Take Off Your PAS and Descend
Always weight your new system before coming off of your old one, so you don’t find out you made a mistake the hard way. Once you’ve determined that your rappel will safely hold you, now you can undo your PAS and start the process of descending.
Keep your feet against the wall and walk yourself down as you let out slack in the rope. Make sure you have one hand on your prusik, and the other hand below it on the rope, sliding them down one at a time for a nice and easy lower. It’ll be a little jerky, but that’s to be expected, so don’t be concerned if it isn’t as smooth as you might have thought it would be. Do this until you get back to the ground, and give yourself a pat on the back for a successful rappel!
Now you know the essence of rappelling, but there are still a couple more things worth mentioning to make sure nothing bad happens. First, always tie stopper knots at each end of the rope so you don’t accidentally rappel off the edges and fall the rest of the way to the ground, especially if you’re coming down a multipitch. Whether you use a barrel knot, a figure 8, or something else doesn’t matter as long as it won’t come undone by itself.

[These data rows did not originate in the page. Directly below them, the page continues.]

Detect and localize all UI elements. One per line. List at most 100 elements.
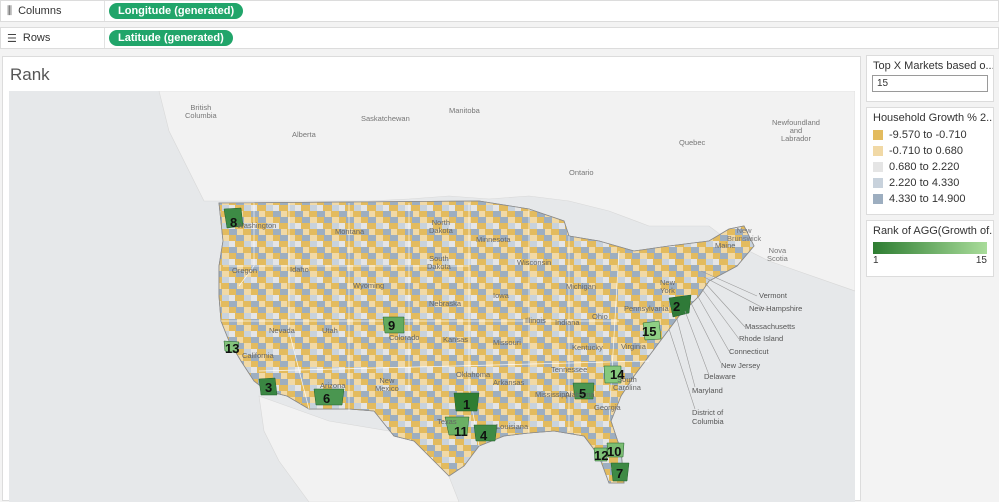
label-oklahoma: Oklahoma bbox=[456, 370, 491, 379]
columns-shelf[interactable]: ⫼ Columns Longitude (generated) bbox=[0, 0, 999, 22]
rank-gradient bbox=[873, 242, 987, 254]
label-wyoming: Wyoming bbox=[353, 281, 385, 290]
rank-label[interactable]: 5 bbox=[579, 386, 587, 401]
rank-label[interactable]: 8 bbox=[230, 215, 238, 230]
label-texas: Texas bbox=[437, 417, 457, 426]
label-georgia: Georgia bbox=[594, 403, 621, 412]
label-alabama: Alabama bbox=[565, 390, 595, 399]
map-view[interactable]: British Columbia Alberta Saskatchewan Ma… bbox=[9, 91, 855, 502]
rank-label[interactable]: 4 bbox=[480, 428, 488, 443]
label-nevada: Nevada bbox=[269, 326, 295, 335]
legend-item[interactable]: -9.570 to -0.710 bbox=[867, 127, 993, 143]
longitude-pill[interactable]: Longitude (generated) bbox=[109, 3, 244, 19]
label-kansas: Kansas bbox=[443, 335, 469, 344]
label-new-mexico: New Mexico bbox=[375, 376, 399, 393]
rank-max-label: 15 bbox=[975, 255, 987, 266]
label-nebraska: Nebraska bbox=[429, 299, 462, 308]
rank-label[interactable]: 9 bbox=[388, 318, 396, 333]
columns-shelf-label: ⫼ Columns bbox=[1, 1, 105, 21]
callout-connecticut: Connecticut bbox=[729, 347, 769, 356]
label-maine: Maine bbox=[715, 241, 736, 250]
label-new-york: New York bbox=[660, 278, 676, 295]
legend-swatch bbox=[873, 162, 883, 172]
rank-label[interactable]: 15 bbox=[642, 324, 657, 339]
rows-shelf-label: ☰ Rows bbox=[1, 28, 105, 48]
ranked-markets bbox=[223, 207, 692, 482]
parameter-title: Top X Markets based o... bbox=[873, 60, 993, 72]
worksheet: Rank bbox=[2, 56, 861, 502]
label-arkansas: Arkansas bbox=[493, 378, 525, 387]
legend-item[interactable]: 0.680 to 2.220 bbox=[867, 159, 993, 175]
rank-label[interactable]: 10 bbox=[607, 444, 622, 459]
callout-vermont: Vermont bbox=[759, 291, 787, 300]
rows-shelf[interactable]: ☰ Rows Latitude (generated) bbox=[0, 27, 999, 49]
callout-maryland: Maryland bbox=[692, 386, 723, 395]
label-quebec: Quebec bbox=[679, 138, 706, 147]
rank-legend: Rank of AGG(Growth of... 1 15 bbox=[866, 220, 994, 277]
label-ohio: Ohio bbox=[592, 312, 608, 321]
rank-label[interactable]: 7 bbox=[616, 466, 624, 481]
label-new-brunswick: New Brunswick bbox=[727, 226, 762, 243]
callout-rhode-island: Rhode Island bbox=[739, 334, 784, 343]
callout-dc: District of Columbia bbox=[692, 408, 724, 426]
label-nova-scotia: Nova Scotia bbox=[767, 246, 788, 263]
label-north-dakota: North Dakota bbox=[429, 218, 453, 235]
label-washington: Washington bbox=[237, 221, 277, 230]
map-canvas bbox=[9, 91, 855, 502]
top-x-input[interactable]: 15 bbox=[872, 75, 988, 92]
label-ontario: Ontario bbox=[569, 168, 594, 177]
label-california: California bbox=[242, 351, 274, 360]
rank-label[interactable]: 1 bbox=[463, 397, 471, 412]
label-colorado: Colorado bbox=[389, 333, 420, 342]
callout-delaware: Delaware bbox=[704, 372, 736, 381]
rank-label[interactable]: 14 bbox=[610, 367, 625, 382]
callout-massachusetts: Massachusetts bbox=[745, 322, 796, 331]
label-indiana: Indiana bbox=[555, 318, 580, 327]
label-kentucky: Kentucky bbox=[572, 343, 603, 352]
label-virginia: Virginia bbox=[621, 342, 646, 351]
legend-swatch bbox=[873, 194, 883, 204]
legend-swatch bbox=[873, 178, 883, 188]
rows-icon: ☰ bbox=[7, 31, 17, 45]
callout-new-hampshire: New Hampshire bbox=[749, 304, 803, 313]
legend-swatch bbox=[873, 146, 883, 156]
columns-icon: ⫼ bbox=[7, 4, 13, 17]
rank-label[interactable]: 2 bbox=[673, 299, 681, 314]
household-growth-legend: Household Growth % 2... -9.570 to -0.710… bbox=[866, 107, 994, 215]
rank-label[interactable]: 6 bbox=[323, 391, 331, 406]
label-manitoba: Manitoba bbox=[449, 106, 480, 115]
label-louisiana: Louisiana bbox=[496, 422, 529, 431]
rank-label[interactable]: 13 bbox=[225, 341, 240, 356]
label-wisconsin: Wisconsin bbox=[517, 258, 552, 267]
legend-item[interactable]: 4.330 to 14.900 bbox=[867, 191, 993, 207]
rank-label[interactable]: 11 bbox=[454, 424, 468, 439]
legend-item[interactable]: 2.220 to 4.330 bbox=[867, 175, 993, 191]
legend-title: Household Growth % 2... bbox=[873, 112, 993, 124]
label-south-carolina: South Carolina bbox=[613, 375, 641, 392]
label-mississippi: Mississippi bbox=[535, 390, 572, 399]
callout-new-jersey: New Jersey bbox=[721, 361, 761, 370]
top-x-markets-parameter: Top X Markets based o... 15 bbox=[866, 55, 994, 102]
rank-min-label: 1 bbox=[873, 255, 879, 266]
label-oregon: Oregon bbox=[232, 266, 258, 275]
latitude-pill[interactable]: Latitude (generated) bbox=[109, 30, 233, 46]
label-south-dakota: South Dakota bbox=[427, 254, 451, 271]
label-iowa: Iowa bbox=[493, 291, 509, 300]
label-illinois: Illinois bbox=[525, 316, 546, 325]
rank-label[interactable]: 12 bbox=[594, 448, 609, 463]
label-saskatchewan: Saskatchewan bbox=[361, 114, 410, 123]
label-british-columbia: British Columbia bbox=[185, 103, 217, 120]
label-minnesota: Minnesota bbox=[476, 235, 511, 244]
label-montana: Montana bbox=[335, 227, 365, 236]
label-michigan: Michigan bbox=[566, 282, 597, 291]
label-missouri: Missouri bbox=[493, 338, 521, 347]
label-arizona: Arizona bbox=[320, 381, 346, 390]
label-alberta: Alberta bbox=[292, 130, 316, 139]
rank-label[interactable]: 3 bbox=[265, 380, 273, 395]
sheet-title: Rank bbox=[10, 65, 50, 84]
legend-item[interactable]: -0.710 to 0.680 bbox=[867, 143, 993, 159]
label-pennsylvania: Pennsylvania bbox=[624, 304, 669, 313]
rank-legend-title: Rank of AGG(Growth of... bbox=[873, 225, 993, 237]
label-idaho: Idaho bbox=[290, 265, 309, 274]
label-utah: Utah bbox=[322, 326, 338, 335]
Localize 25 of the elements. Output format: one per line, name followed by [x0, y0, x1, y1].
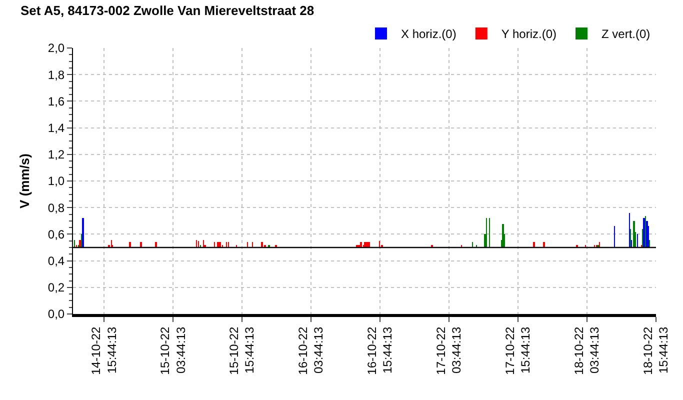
x-tick-label: 18-10-22 03:44:13 — [572, 326, 602, 375]
legend-label: Z vert.(0) — [602, 27, 650, 42]
y-axis-title: V (mm/s) — [16, 154, 32, 208]
y-tick-label: 1,2 — [48, 148, 65, 162]
legend-label: Y horiz.(0) — [501, 27, 556, 42]
x-tick-label: 15-10-22 03:44:13 — [158, 326, 188, 375]
y-tick-label: 1,8 — [48, 68, 65, 82]
y-tick-label: 0,6 — [48, 227, 65, 242]
x-tick-label: 14-10-22 15:44:13 — [89, 326, 119, 375]
x-tick-label: 17-10-22 15:44:13 — [503, 326, 533, 375]
x-tick-label: 15-10-22 15:44:13 — [227, 326, 257, 375]
y-tick-label: 0,4 — [48, 254, 65, 268]
y-tick-label: 1,4 — [48, 121, 65, 135]
legend-label: X horiz.(0) — [401, 27, 456, 42]
y-tick-label: 0,8 — [48, 200, 65, 215]
y-tick-label: 2,0 — [48, 41, 65, 56]
y-tick-label: 1,0 — [48, 174, 65, 188]
y-tick-label: 0,2 — [48, 280, 65, 295]
x-tick-label: 18-10-22 15:44:13 — [641, 326, 671, 375]
x-tick-label: 16-10-22 15:44:13 — [365, 326, 395, 375]
x-tick-label: 16-10-22 03:44:13 — [296, 326, 326, 375]
y-tick-label: 0,0 — [48, 307, 65, 322]
y-tick-label: 1,6 — [48, 94, 65, 108]
x-tick-label: 17-10-22 03:44:13 — [434, 326, 464, 375]
chart-title: Set A5, 84173-002 Zwolle Van Miereveltstraat 28 — [20, 3, 314, 18]
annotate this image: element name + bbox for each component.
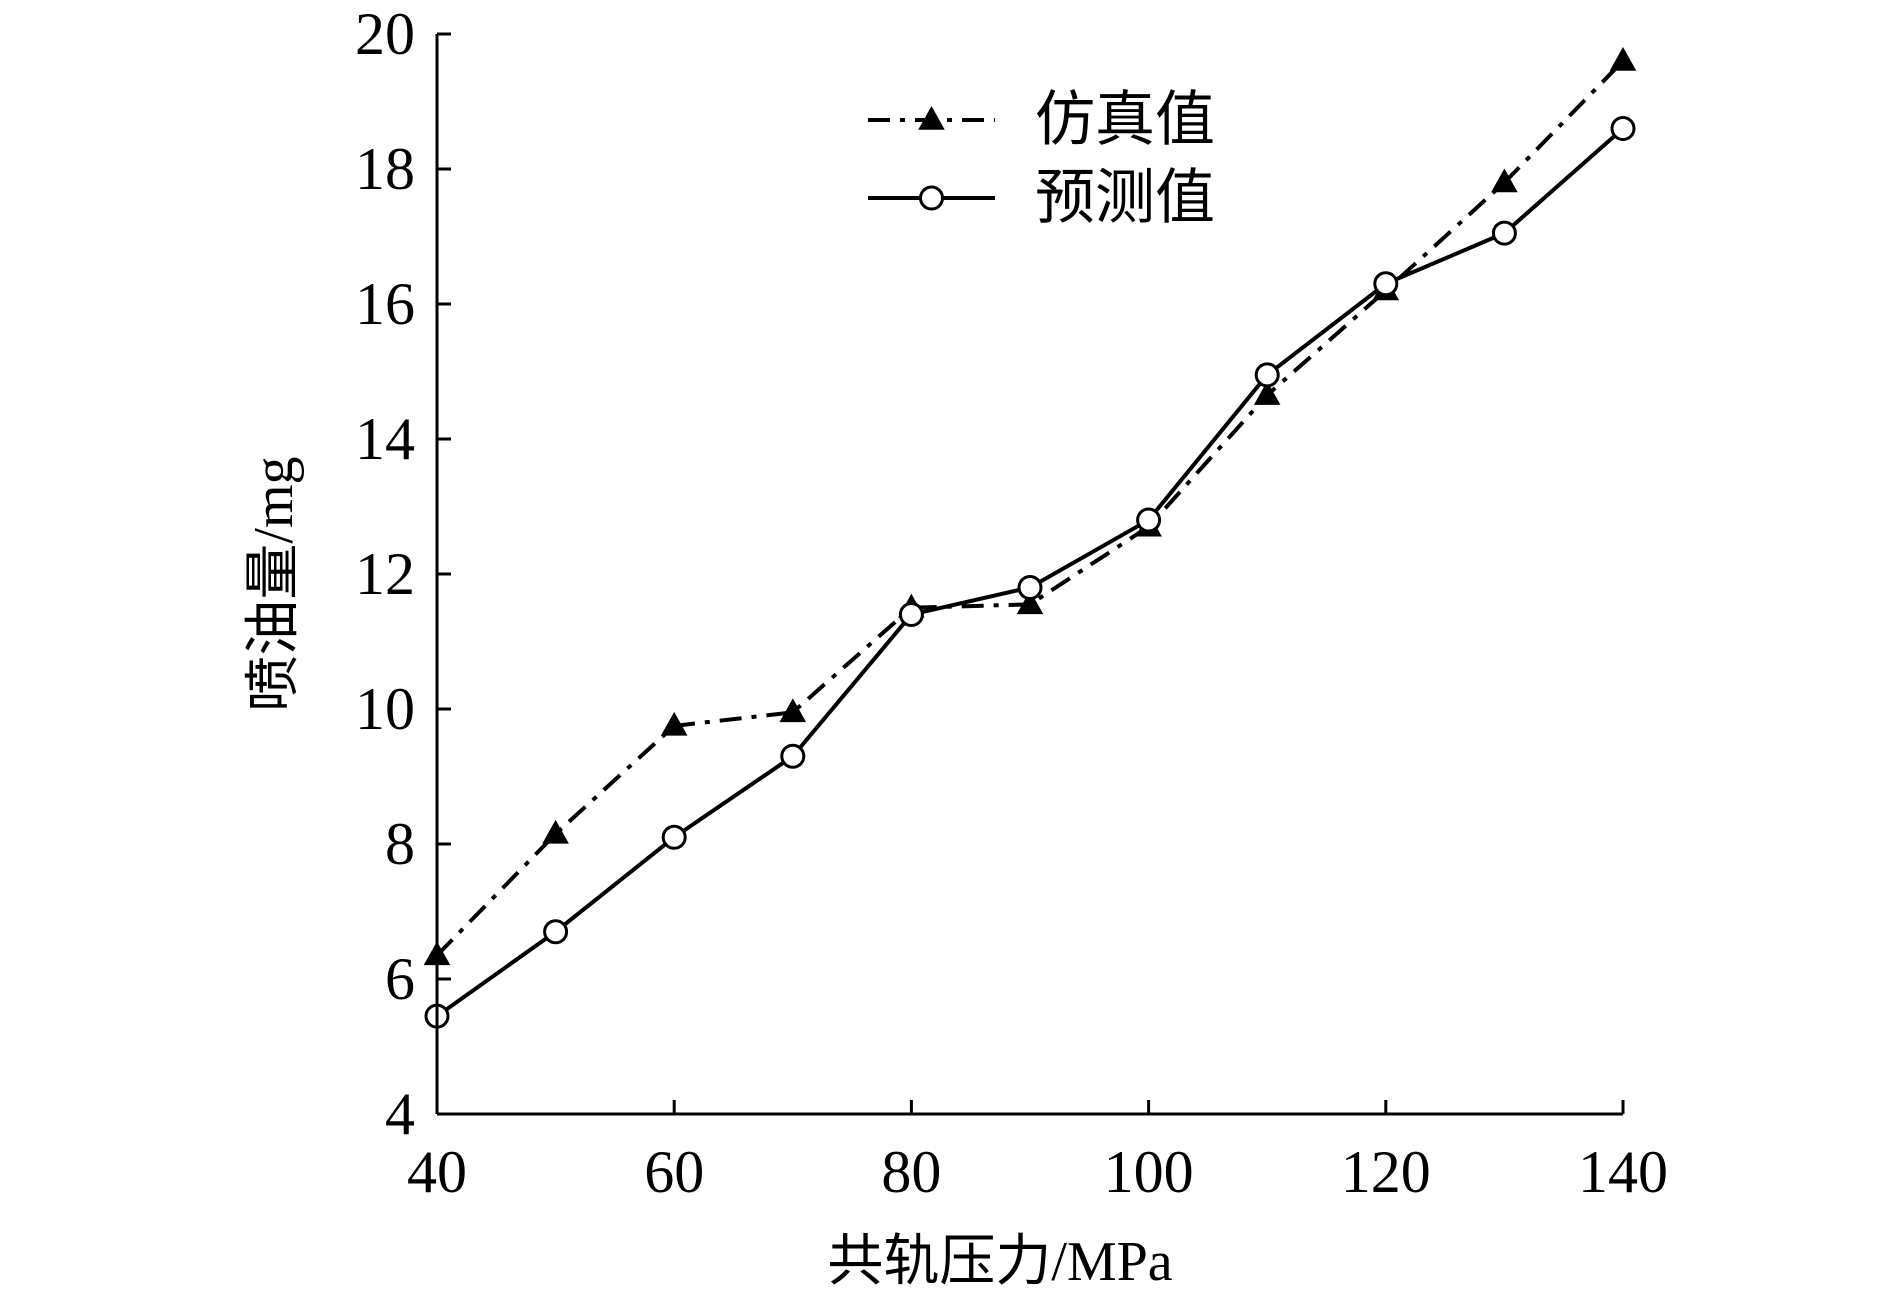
y-tick-label: 14 [355, 406, 415, 472]
y-tick-label: 18 [355, 136, 415, 202]
y-tick-label: 20 [355, 1, 415, 67]
series-line-1 [435, 59, 1625, 957]
series-2-point [1610, 116, 1636, 141]
y-tick-label: 6 [385, 946, 415, 1012]
y-tick-label: 16 [355, 271, 415, 337]
plot-series-group [423, 47, 1637, 1029]
x-axis-title: 共轨压力/MPa [827, 1231, 1172, 1293]
series-2-point [1017, 575, 1043, 600]
series-1-point [1491, 168, 1518, 193]
series-line-2 [435, 127, 1625, 1018]
series-1-point [1016, 590, 1044, 615]
legend-marker-1 [918, 106, 945, 130]
series-2-point [661, 824, 687, 850]
series-1-point [660, 711, 688, 736]
legend-marker-2 [919, 185, 944, 211]
y-tick-label: 12 [355, 541, 415, 607]
x-tick-label: 40 [407, 1139, 467, 1205]
series-1-point [542, 819, 569, 844]
series-2-point [780, 743, 806, 769]
x-tick-label: 140 [1578, 1139, 1668, 1205]
y-axis-title: 喷油量/mg [243, 456, 305, 711]
x-tick-label: 80 [881, 1139, 941, 1205]
x-tick-label: 120 [1341, 1139, 1431, 1205]
legend-label-2: 预测值 [1035, 165, 1215, 231]
series-2-point [1373, 271, 1399, 297]
y-tick-label: 4 [385, 1081, 415, 1147]
series-1-point [1609, 47, 1637, 71]
series-1-point [779, 698, 807, 723]
x-tick-label: 60 [644, 1139, 704, 1205]
series-2-point [543, 919, 569, 945]
series-2-point [1136, 507, 1162, 533]
x-tick-label: 100 [1104, 1139, 1194, 1205]
series-1-point [1253, 381, 1281, 405]
axes-group [435, 34, 1623, 1116]
series-2-point [1254, 362, 1280, 388]
legend-label-1: 仿真值 [1035, 87, 1215, 153]
series-2-point [898, 602, 924, 627]
series-2-point [1491, 220, 1517, 246]
y-tick-label: 10 [355, 676, 415, 742]
y-tick-label: 8 [385, 811, 415, 877]
ticks-group: 40 60 80 100 120 140 4 6 8 10 12 14 16 18 20 [355, 1, 1668, 1205]
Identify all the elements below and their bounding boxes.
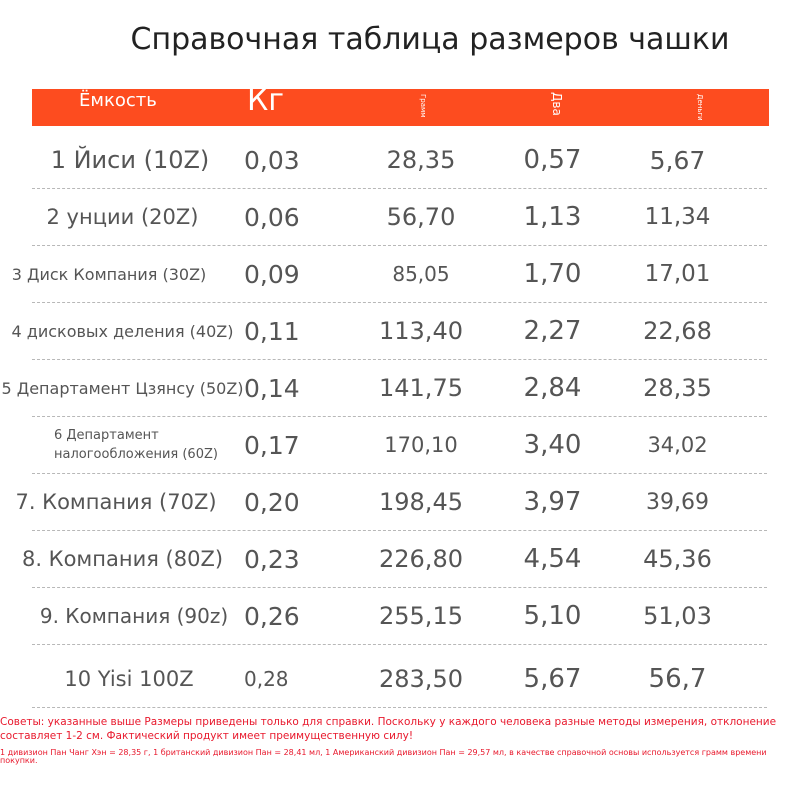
row-kg: 0,20 [244, 487, 300, 517]
row-grams: 283,50 [379, 665, 463, 693]
header-kg: Кг [247, 83, 285, 118]
row-den: 51,03 [643, 602, 712, 630]
row-kg: 0,03 [244, 145, 300, 175]
row-kg: 0,09 [244, 259, 300, 289]
row-kg: 0,06 [244, 202, 300, 232]
row-divider [32, 245, 767, 246]
row-divider [32, 359, 767, 360]
table-row: 8. Компания (80Z) 0,23 226,80 4,54 45,36 [0, 531, 800, 588]
row-capacity: 4 дисковых деления (40Z) [11, 321, 234, 341]
row-kg: 0,14 [244, 373, 300, 403]
row-divider [32, 302, 767, 303]
table-header: Ёмкость Кг Грамм Два Деньги [32, 83, 769, 126]
header-den: Деньги [696, 94, 704, 121]
table-row: 6 Департамент налогообложения (60Z) 0,17… [0, 417, 800, 474]
row-dva: 3,97 [523, 487, 582, 517]
row-grams: 226,80 [379, 545, 463, 573]
row-capacity: 9. Компания (90z) [39, 604, 229, 628]
row-capacity: 8. Компания (80Z) [21, 547, 224, 571]
row-dva: 1,70 [523, 259, 582, 289]
table-row: 2 унции (20Z) 0,06 56,70 1,13 11,34 [0, 189, 800, 246]
header-dva: Два [550, 92, 564, 116]
row-divider [32, 416, 767, 417]
row-grams: 141,75 [379, 374, 463, 402]
row-capacity: 2 унции (20Z) [46, 205, 199, 229]
row-den: 17,01 [644, 261, 711, 287]
row-grams: 198,45 [379, 488, 463, 516]
table-row: 9. Компания (90z) 0,26 255,15 5,10 51,03 [0, 588, 800, 645]
row-dva: 0,57 [523, 145, 582, 175]
table-row: 7. Компания (70Z) 0,20 198,45 3,97 39,69 [0, 474, 800, 531]
row-grams: 56,70 [386, 203, 456, 231]
disclaimer-note: Советы: указанные выше Размеры приведены… [0, 716, 777, 742]
row-grams: 170,10 [384, 433, 458, 457]
row-capacity: 6 Департамент налогообложения (60Z) [54, 428, 218, 462]
row-divider [32, 644, 767, 645]
header-capacity: Ёмкость [79, 90, 157, 111]
row-grams: 113,40 [379, 317, 463, 345]
row-kg: 0,26 [244, 601, 300, 631]
row-kg: 0,11 [244, 316, 300, 346]
row-den: 45,36 [643, 545, 712, 573]
table-row: 4 дисковых деления (40Z) 0,11 113,40 2,2… [0, 303, 800, 360]
row-capacity: 10 Yisi 100Z [64, 667, 194, 691]
row-den: 34,02 [647, 433, 708, 457]
row-grams: 255,15 [379, 602, 463, 630]
row-dva: 5,67 [523, 664, 582, 694]
row-kg: 0,23 [244, 544, 300, 574]
row-divider [32, 707, 767, 708]
table-row: 3 Диск Компания (30Z) 0,09 85,05 1,70 17… [0, 246, 800, 303]
row-den: 56,7 [648, 664, 707, 694]
row-dva: 1,13 [523, 202, 582, 232]
row-kg: 0,17 [244, 430, 300, 460]
row-dva: 4,54 [523, 544, 582, 574]
row-divider [32, 530, 767, 531]
row-den: 22,68 [643, 317, 712, 345]
row-grams: 28,35 [386, 146, 456, 174]
row-den: 5,67 [649, 145, 706, 175]
row-capacity: 3 Диск Компания (30Z) [11, 264, 207, 284]
row-divider [32, 188, 767, 189]
row-capacity: 7. Компания (70Z) [15, 490, 217, 514]
page-title: Справочная таблица размеров чашки [130, 22, 730, 57]
row-capacity: 5 Департамент Цзянсу (50Z) [1, 378, 244, 398]
row-dva: 5,10 [523, 601, 582, 631]
row-den: 39,69 [646, 489, 709, 515]
row-den: 28,35 [643, 374, 712, 402]
header-grams: Грамм [419, 94, 427, 118]
row-divider [32, 473, 767, 474]
row-dva: 2,84 [523, 373, 582, 403]
row-dva: 2,27 [523, 316, 582, 346]
row-den: 11,34 [644, 204, 711, 230]
row-capacity: 1 Йиси (10Z) [50, 146, 210, 174]
row-divider [32, 587, 767, 588]
table-row: 5 Департамент Цзянсу (50Z) 0,14 141,75 2… [0, 360, 800, 417]
row-dva: 3,40 [523, 430, 582, 460]
table-row: 10 Yisi 100Z 0,28 283,50 5,67 56,7 [0, 651, 800, 708]
table-row: 1 Йиси (10Z) 0,03 28,35 0,57 5,67 [0, 132, 800, 189]
conversion-note: 1 дивизион Пан Чанг Хэн = 28,35 г, 1 бри… [0, 748, 767, 765]
row-grams: 85,05 [392, 262, 450, 286]
row-kg: 0,28 [244, 667, 289, 691]
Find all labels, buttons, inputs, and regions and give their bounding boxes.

Also, try your hardest not to get stuck while you’re on your rappel. What do I mean by this? Well, there are a couple of different scenarios that might pop up from time to time.
First, it’s possible to get stuck if your third hand tightens. The knots that are recommended for rappelling are amazing because they move easily until they’re weighted, at which point they tighten up enough to catch your fall. A great, life saving system that you’ll appreciate until you have to try and unweight the knot in order to make it slide again. If you’re next to the rock face, you might be able to pull yourself up enough to loosen your prusik; if you’re rappelling in the open air, it’ll be more of a struggle. Twisting the knot tends to help break it up a little bit, but honestly, my best tip for you is to just…not fall.
This next one is a little embarrassing for me to share, but I feel it’s worth mentioning in case it happens to you. When I first started rappelling, I got stuck after clipping my PAS into a bolt partway down the route. Because my PAS was weighted, I had no way to unclip it from the bolt, and I couldn’t get any upward motion on my rappel – I couldn’t go up, and I couldn’t go down. It was a relatively stressful couple of minutes as my partner and I tried to figure out how to get me down, and thankfully we were able to manage without needing to call for help.
Needless to say, when it comes to rappelling, try not to weight anything if you don’t have a way to unweight it. You’ll save yourself a lot of headache if you can manage to do that.